Flaws with the STM OPUS card’s online registration system

The Société de transport de Montréal (STM) allows OPUS cardholders to register their cards online so that any remaining fares may be recovered in case of lost or stolen cards. Unfortunately, from a security standpoint, the system is flawed in a number of important ways.

Customers are sent to this website to register their OPUS cards. It uses SSL so data should be protected in transit. So far, so good.

The problem is the SSL certificate contains no identifying information about who obtained the certificate:

STM.info SSL certificate details

A domain-validated certificate is fairly easy to obtain since it only requires that the applicant prove they have access to the domain (in this case, contactstm.info). This can be as simple as uploading a unique file to a website hosted under that domain to satisfy this requirement.

Worse, when I tried digging deeper to find out whether the STM really does manage this domain by looking at its WHOIS info, imagine my surprise when I saw it was not registered by the STM at all, but by a marketing company:

Domain Name: CONTACTSTM.INFO
Updated Date: 2015-08-11T20:16:51Z
Creation Date: 2012-06-21T17:42:47Z
Registry Expiry Date: 2017-06-21T17:42:47Z
Registrant Organization: Extract Marketing
Admin Organization: Extract Marketing
Tech Name: SherWeb HOSTMASTER
Tech Organization: Solutions SherWeb, Inc
Billing Organization: Extract Marketing

It’s probably safe to assume this is the company that developed this website, but the optics are not good. Not only is there no information to conclusively link this website with the STM, worse, it sure feels like my personal information—you are asked for your full name, personal questions presumably used to validate you in the future, postal code, birthdate, and a photo of your OPUS card—is being submitted to a marketing company.

Consequences

The fact that the STM relies on a domain-validated certificate provides no guarantee that the certificate was actually obtained by the STM. A phisher could easily register a domain like registerstm.info, set up a website under that domain, then either get the same RapidSSL domain-validated certificate that the STM uses here or get a free SSL certificate via LetsEncrypt. Throw a few STM logos on the website and profit from users tricked into giving away their personal information. That the STM’s own websites don’t provide any assurances about their relationship to the STM only confuses matters further for those who want to verify whether they’re actually sending their information to the STM or some 400-pound dude.
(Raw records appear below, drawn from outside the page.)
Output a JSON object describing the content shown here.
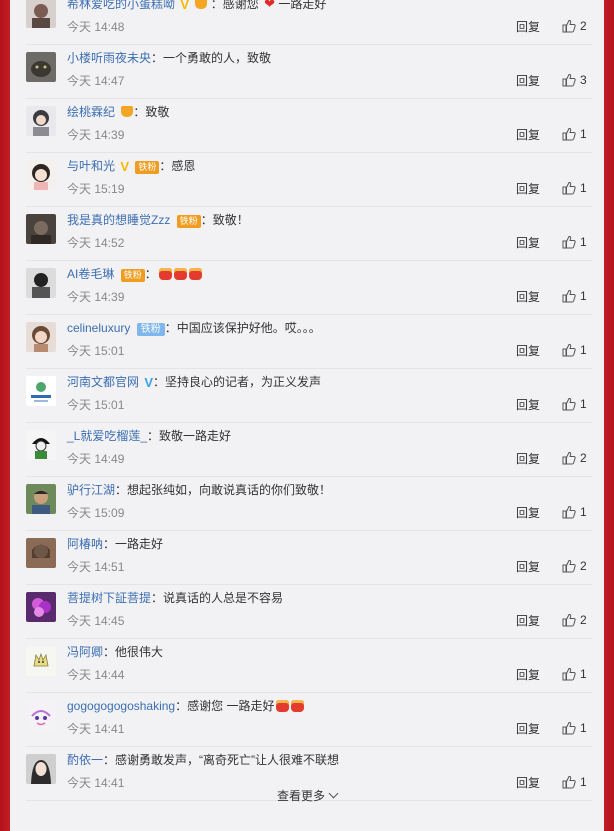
{
  "comments": [
    {
      "name": "希林爱吃的小蛋糕呦",
      "prefix": "",
      "text": "：感谢您",
      "suffix": "一路走好",
      "time": "今天 14:48",
      "reply": "回复",
      "likes": "2"
    },
    {
      "name": "小楼听雨夜未央",
      "text": "：一个勇敢的人，致敬",
      "time": "今天 14:47",
      "reply": "回复",
      "likes": "3"
    },
    {
      "name": "绘桃霖纪",
      "text": "：致敬",
      "time": "今天 14:39",
      "reply": "回复",
      "likes": "1"
    },
    {
      "name": "与叶和光",
      "fan_badge": "铁粉",
      "text": "：感恩",
      "time": "今天 15:19",
      "reply": "回复",
      "likes": "1"
    },
    {
      "name": "我是真的想睡觉Zzz",
      "fan_badge": "铁粉",
      "text": "：致敬！",
      "time": "今天 14:52",
      "reply": "回复",
      "likes": "1"
    },
    {
      "name": "AI卷毛琳",
      "fan_badge": "铁粉",
      "text": "：",
      "time": "今天 14:39",
      "reply": "回复",
      "likes": "1"
    },
    {
      "name": "celineluxury",
      "fan_badge": "铁粉",
      "text": "：中国应该保护好他。哎。。。",
      "time": "今天 15:01",
      "reply": "回复",
      "likes": "1"
    },
    {
      "name": "河南文都官网",
      "text": "：坚持良心的记者，为正义发声",
      "time": "今天 15:01",
      "reply": "回复",
      "likes": "1"
    },
    {
      "name": "_L就爱吃榴莲_",
      "text": "：致敬一路走好",
      "time": "今天 14:49",
      "reply": "回复",
      "likes": "2"
    },
    {
      "name": "驴行江湖",
      "text": "：想起张纯如，向敢说真话的你们致敬！",
      "time": "今天 15:09",
      "reply": "回复",
      "likes": "1"
    },
    {
      "name": "阿椿呐",
      "text": "：一路走好",
      "time": "今天 14:51",
      "reply": "回复",
      "likes": "2"
    },
    {
      "name": "菩提树下証菩提",
      "text": "：说真话的人总是不容易",
      "time": "今天 14:45",
      "reply": "回复",
      "likes": "2"
    },
    {
      "name": "冯阿卿",
      "text": "：他很伟大",
      "time": "今天 14:44",
      "reply": "回复",
      "likes": "1"
    },
    {
      "name": "gogogogogoshaking",
      "text": "：感谢您 一路走好",
      "time": "今天 14:41",
      "reply": "回复",
      "likes": "1"
    },
    {
      "name": "酌依一",
      "text": "：感谢勇敢发声，“离奇死亡”让人很难不联想",
      "time": "今天 14:41",
      "reply": "回复",
      "likes": "1"
    }
  ],
  "footer": {
    "more_label": "查看更多"
  },
  "colors": {
    "link": "#3c6eb0",
    "fan_badge": "#ef9d20",
    "vip_v": "#f5b800",
    "side_red": "#c11f24"
  }
}
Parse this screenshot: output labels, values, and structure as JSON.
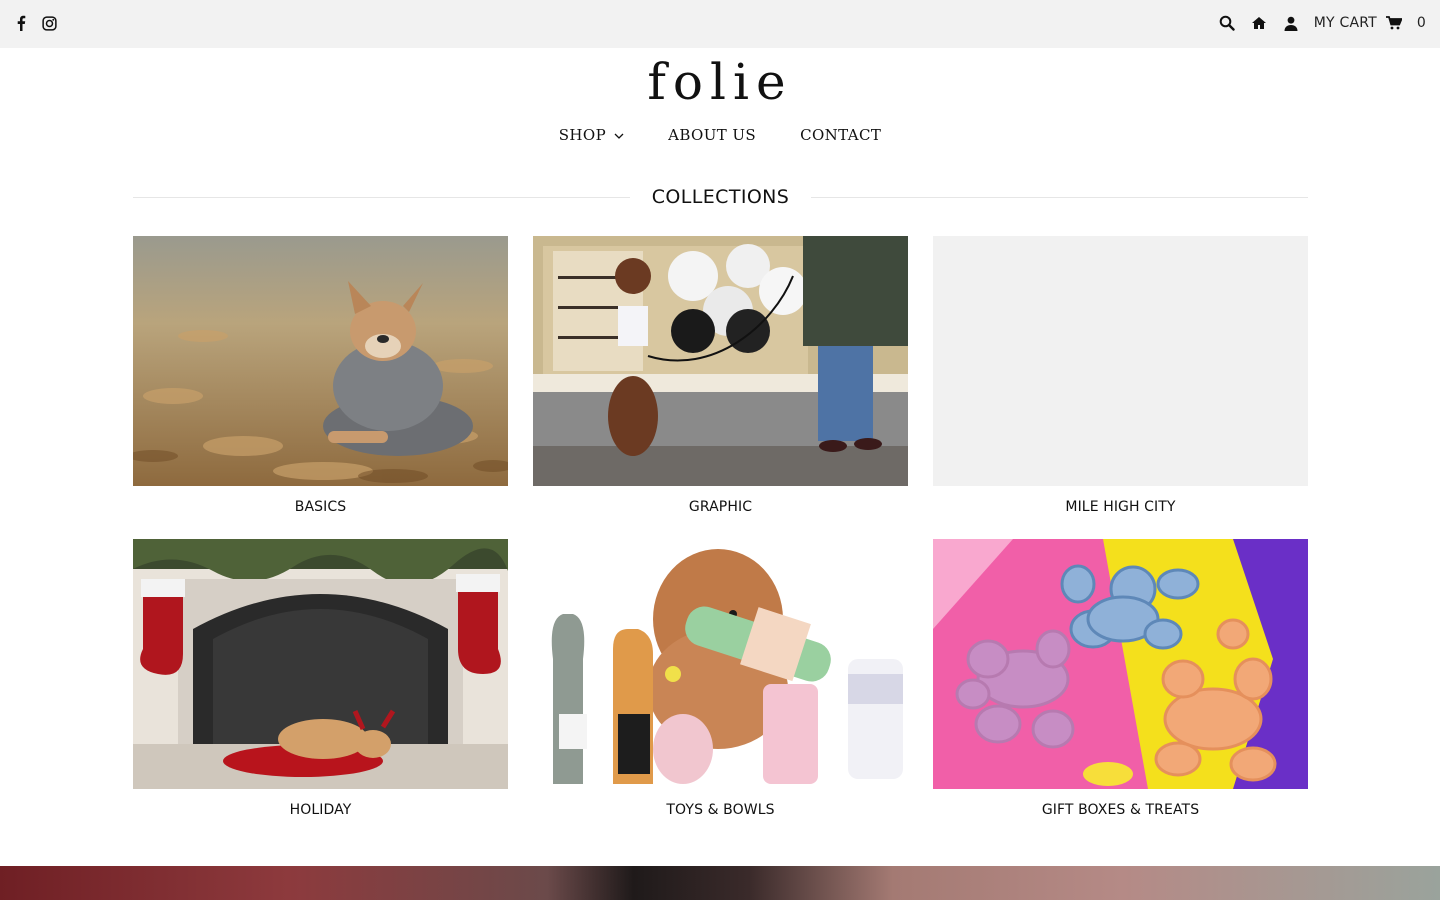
{
  "topbar": {
    "social_icons": [
      "facebook-icon",
      "instagram-icon"
    ],
    "tool_icons": [
      "search-icon",
      "home-icon",
      "user-icon"
    ],
    "cart_label": "MY CART",
    "cart_count": "0"
  },
  "logo": {
    "text": "folie"
  },
  "nav": {
    "items": [
      {
        "label": "SHOP",
        "has_dropdown": true
      },
      {
        "label": "ABOUT US"
      },
      {
        "label": "CONTACT"
      }
    ]
  },
  "collections": {
    "heading": "COLLECTIONS",
    "items": [
      {
        "label": "BASICS",
        "image": "french bulldog in gray hoodie lying in autumn leaves"
      },
      {
        "label": "GRAPHIC",
        "image": "brown poodle in graphic shirt at shop window"
      },
      {
        "label": "MILE HIGH CITY",
        "image": ""
      },
      {
        "label": "HOLIDAY",
        "image": "dog with antlers sleeping by fireplace with stockings"
      },
      {
        "label": "TOYS & BOWLS",
        "image": "dog with plush bottle toys"
      },
      {
        "label": "GIFT BOXES & TREATS",
        "image": "balloon-dog shaped cookies on colorful paper"
      }
    ]
  },
  "colors": {
    "topbar_bg": "#f2f2f2",
    "placeholder_bg": "#f1f1f1",
    "text": "#111111"
  }
}
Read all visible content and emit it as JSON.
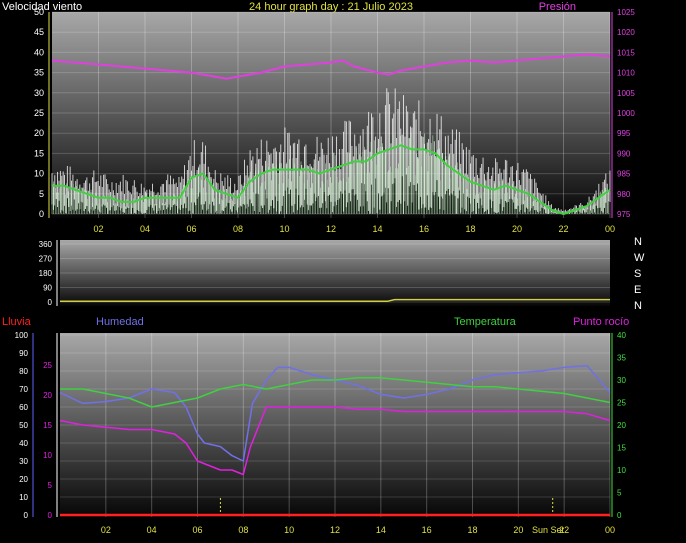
{
  "title": "24 hour graph day : 21 Julio 2023",
  "colors": {
    "background": "#000000",
    "wind_speed": "#ffffff",
    "wind_avg": "#40d040",
    "wind_low": "#c8ffc8",
    "pressure": "#e040e0",
    "direction": "#d0d040",
    "humidity": "#7070e8",
    "temperature": "#40d040",
    "dewpoint": "#e020e0",
    "rain": "#ff2020",
    "axis_yellow": "#e0e040",
    "axis_white": "#ffffff",
    "rain_axis": "#6060ff",
    "axis_green": "#40e040"
  },
  "chart_data": [
    {
      "type": "line",
      "name": "wind-pressure",
      "labels": {
        "left": "Velocidad viento",
        "right": "Presión"
      },
      "x_ticks": [
        "02",
        "04",
        "06",
        "08",
        "10",
        "12",
        "14",
        "16",
        "18",
        "20",
        "22",
        "00"
      ],
      "x_tick_hours": [
        2,
        4,
        6,
        8,
        10,
        12,
        14,
        16,
        18,
        20,
        22,
        24
      ],
      "y_left_ticks": [
        "50",
        "45",
        "40",
        "35",
        "30",
        "25",
        "20",
        "15",
        "10",
        "5",
        "0"
      ],
      "y_left_range": [
        0,
        50
      ],
      "y_right_ticks": [
        "1025",
        "1020",
        "1015",
        "1010",
        "1005",
        "1000",
        "995",
        "990",
        "985",
        "980",
        "975"
      ],
      "y_right_range": [
        975,
        1025
      ],
      "series": [
        {
          "key": "wind_gust",
          "color_key": "wind_speed",
          "x": [
            0,
            0.5,
            1,
            1.5,
            2,
            2.5,
            3,
            3.5,
            4,
            4.5,
            5,
            5.5,
            6,
            6.5,
            7,
            7.5,
            8,
            8.5,
            9,
            9.5,
            10,
            10.5,
            11,
            11.5,
            12,
            12.5,
            13,
            13.5,
            14,
            14.5,
            15,
            15.5,
            16,
            16.5,
            17,
            17.5,
            18,
            18.5,
            19,
            19.5,
            20,
            20.5,
            21,
            21.5,
            22,
            22.5,
            23,
            23.5,
            24
          ],
          "y": [
            12,
            11,
            10,
            9,
            10,
            8,
            9,
            8,
            7,
            8,
            9,
            8,
            16,
            17,
            10,
            9,
            8,
            15,
            17,
            18,
            19,
            19,
            20,
            17,
            19,
            20,
            22,
            23,
            27,
            28,
            27,
            24,
            25,
            24,
            20,
            18,
            15,
            14,
            12,
            13,
            12,
            10,
            6,
            2,
            1,
            2,
            3,
            7,
            10
          ]
        },
        {
          "key": "wind_avg",
          "color_key": "wind_avg",
          "x": [
            0,
            0.5,
            1,
            1.5,
            2,
            2.5,
            3,
            3.5,
            4,
            4.5,
            5,
            5.5,
            6,
            6.5,
            7,
            7.5,
            8,
            8.5,
            9,
            9.5,
            10,
            10.5,
            11,
            11.5,
            12,
            12.5,
            13,
            13.5,
            14,
            14.5,
            15,
            15.5,
            16,
            16.5,
            17,
            17.5,
            18,
            18.5,
            19,
            19.5,
            20,
            20.5,
            21,
            21.5,
            22,
            22.5,
            23,
            23.5,
            24
          ],
          "y": [
            7,
            7,
            6,
            5,
            4,
            4,
            3,
            3,
            4,
            4,
            4,
            4,
            9,
            10,
            6,
            5,
            4,
            8,
            10,
            11,
            11,
            11,
            11,
            10,
            11,
            12,
            13,
            13,
            15,
            16,
            17,
            16,
            16,
            15,
            12,
            10,
            8,
            7,
            6,
            7,
            6,
            5,
            3,
            1,
            0,
            1,
            2,
            4,
            6
          ]
        },
        {
          "key": "pressure",
          "color_key": "pressure",
          "x": [
            0,
            1,
            2,
            3,
            4,
            5,
            6,
            7,
            7.5,
            8,
            9,
            10,
            11,
            12,
            12.5,
            13,
            14,
            14.5,
            15,
            16,
            17,
            18,
            19,
            20,
            21,
            22,
            23,
            24
          ],
          "y": [
            1013,
            1012.5,
            1012,
            1011.5,
            1011,
            1010.5,
            1010,
            1009,
            1008.5,
            1009,
            1010,
            1011.5,
            1012,
            1012.5,
            1013,
            1011.5,
            1010,
            1009.5,
            1010.5,
            1011.5,
            1012.5,
            1013,
            1012.5,
            1013,
            1013.5,
            1014,
            1014.5,
            1014
          ]
        }
      ]
    },
    {
      "type": "line",
      "name": "wind-direction",
      "y_ticks": [
        "360",
        "270",
        "180",
        "90",
        "0"
      ],
      "y_range": [
        0,
        360
      ],
      "dir_labels": [
        "N",
        "W",
        "S",
        "E",
        "N"
      ],
      "series": [
        {
          "key": "direction",
          "color_key": "direction",
          "x": [
            0,
            14.3,
            14.6,
            24
          ],
          "y": [
            5,
            5,
            15,
            15
          ]
        }
      ]
    },
    {
      "type": "line",
      "name": "humidity-temperature",
      "labels": {
        "rain": "Lluvia",
        "humidity": "Humedad",
        "temperature": "Temperatura",
        "dewpoint": "Punto rocío"
      },
      "x_ticks": [
        "02",
        "04",
        "06",
        "08",
        "10",
        "12",
        "14",
        "16",
        "18",
        "20",
        "22",
        "00"
      ],
      "x_tick_hours": [
        2,
        4,
        6,
        8,
        10,
        12,
        14,
        16,
        18,
        20,
        22,
        24
      ],
      "annotation": {
        "text": "Sun Set",
        "hour": 21.5
      },
      "event_marker_hours": [
        7,
        21.5
      ],
      "y_left_outer_ticks": [
        "100",
        "90",
        "80",
        "70",
        "60",
        "50",
        "40",
        "30",
        "20",
        "10",
        "0"
      ],
      "y_left_outer_range": [
        0,
        100
      ],
      "y_left_inner_ticks": [
        "25",
        "20",
        "15",
        "10",
        "5",
        "0"
      ],
      "y_left_inner_range": [
        0,
        30
      ],
      "y_right_ticks": [
        "40",
        "35",
        "30",
        "25",
        "20",
        "15",
        "10",
        "5",
        "0"
      ],
      "y_right_range": [
        0,
        40
      ],
      "series": [
        {
          "key": "humidity",
          "color_key": "humidity",
          "axis": "outer",
          "x": [
            0,
            0.5,
            1,
            2,
            3,
            4,
            5,
            5.5,
            6,
            6.3,
            7,
            7.5,
            8,
            8.4,
            9,
            9.5,
            10,
            11,
            12,
            13,
            14,
            15,
            16,
            17,
            18,
            19,
            20,
            21,
            22,
            23,
            24
          ],
          "y": [
            68,
            65,
            62,
            63,
            65,
            70,
            68,
            60,
            45,
            40,
            38,
            33,
            30,
            62,
            75,
            82,
            82,
            78,
            75,
            72,
            67,
            65,
            67,
            70,
            75,
            78,
            79,
            80,
            82,
            83,
            68
          ]
        },
        {
          "key": "temperature",
          "color_key": "temperature",
          "axis": "right",
          "x": [
            0,
            1,
            2,
            3,
            4,
            5,
            6,
            7,
            8,
            9,
            10,
            11,
            12,
            13,
            14,
            15,
            16,
            17,
            18,
            19,
            20,
            21,
            22,
            23,
            24
          ],
          "y": [
            28,
            28,
            27,
            26,
            24,
            25,
            26,
            28,
            29,
            28,
            29,
            30,
            30,
            30.5,
            30.5,
            30,
            29.5,
            29,
            28.5,
            28.5,
            28,
            27.5,
            27,
            26,
            25
          ]
        },
        {
          "key": "dewpoint",
          "color_key": "dewpoint",
          "axis": "right",
          "x": [
            0,
            1,
            2,
            3,
            4,
            5,
            5.5,
            6,
            7,
            7.5,
            8,
            8.3,
            9,
            10,
            11,
            12,
            13,
            14,
            15,
            16,
            17,
            18,
            19,
            20,
            21,
            22,
            23,
            24
          ],
          "y": [
            21,
            20,
            19.5,
            19,
            19,
            18,
            16,
            12,
            10,
            10,
            9,
            15,
            24,
            24,
            24,
            24,
            23.5,
            23.5,
            23,
            23,
            23,
            23,
            23,
            23,
            23,
            23,
            22.5,
            21
          ]
        },
        {
          "key": "rain",
          "color_key": "rain",
          "axis": "outer",
          "x": [
            0,
            24
          ],
          "y": [
            0,
            0
          ]
        }
      ]
    }
  ]
}
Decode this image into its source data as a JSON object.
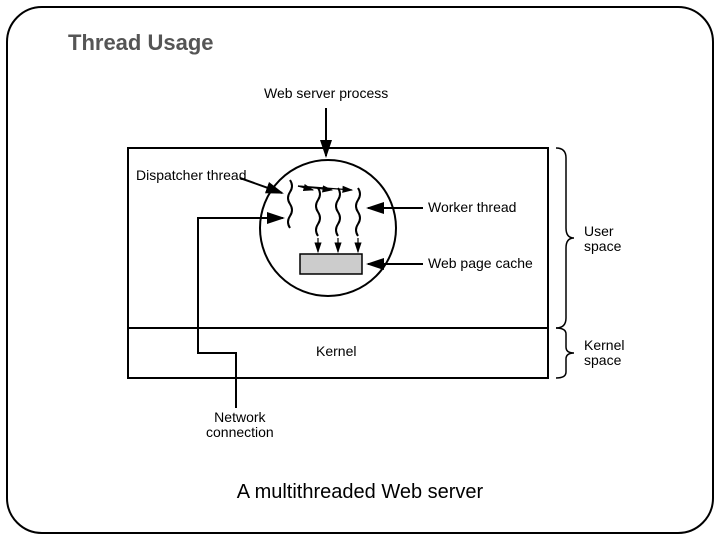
{
  "title": "Thread Usage",
  "caption": "A multithreaded Web server",
  "labels": {
    "web_server_process": "Web server process",
    "dispatcher_thread": "Dispatcher thread",
    "worker_thread": "Worker thread",
    "web_page_cache": "Web page cache",
    "kernel": "Kernel",
    "network_connection": "Network\nconnection",
    "user_space": "User\nspace",
    "kernel_space": "Kernel\nspace"
  }
}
In fact, the main stm.info website suffers from similar problems:

  • Although the site supports SSL and the certificate they have installed is an extended-validation certificate (good!), users never get to see it because the site inexplicably redirects to a non-SSL (http only) connection;
  • WHOIS info for stm.info shows a private registration at GoDaddy, making it impossible to validate whether this domain actually belongs to the STM. Hint: If you want to keep registration details private, do something like the NYC MTA which at least lists its official name as part of the domain registration; however, to be fair, its website also suffers from the same allergy to SSL as the STM’s.

Where to go from here

Fortunately, fixing these problems is not necessarily complicated or particularly time consuming.

Get an appropriate SSL certificate

Not all sites require more than a domain-validated certificate (this site, for example, uses such a certificate), but if you’re going to collect personal details of any sort, a domain validation certificate isn’t enough.

The easiest way to resolve the issue with the contactstm.info website is to get an extended validation (EV) certificate. These types of certificates currently provide the highest level of assurance that you are dealing with a legitimate business entity.

As an organization, getting an EV certificate typically requires submitting supporting documentation (articles of incorporation, proof of business registration, etc.) as well as fielding a phone call from the issuer to a published phone number belonging to the organization.

As a user, you’ll typically recognize these types of certificates by the name of the organization in green in your browser’s location bar next to a padlock icon or some other symbol indicating that the site is secured using SSL.

Even an organization-validated certificate would be better than a simple domain-validated certificate. But considering the STM is a public corporation and they are collecting personal information, an EV certificate would be preferable and its increased cost is negligible.

Include the STM’s info in domain registrations

Make sure to include some reference to the STM in all of their domain name registrations. Don’t rely on private registrations that mask any relationships between the STM and the domain names it operates. Doing so significantly reduces users’ confidence that they are dealing with the real thing while increasing the chances that thieves can set up lookalike sites to successfully steal information from unsuspecting users.

In addition, they could host all of these micro-sites on stm.info subdomains, like opus.stm.info, which would arguably be a better solution than registering unique domain names.

More transparency

There is precious little information on this website regarding how your personal information is used, what laws govern data collection, etc. until you’ve actually submitted your information. This kind of information needs to be prominent and available to users before they commit to uploading their personal information.

Hopefully, these issues will be addressed sooner rather than later. The solutions are simple but can go a long way to improving their current setup.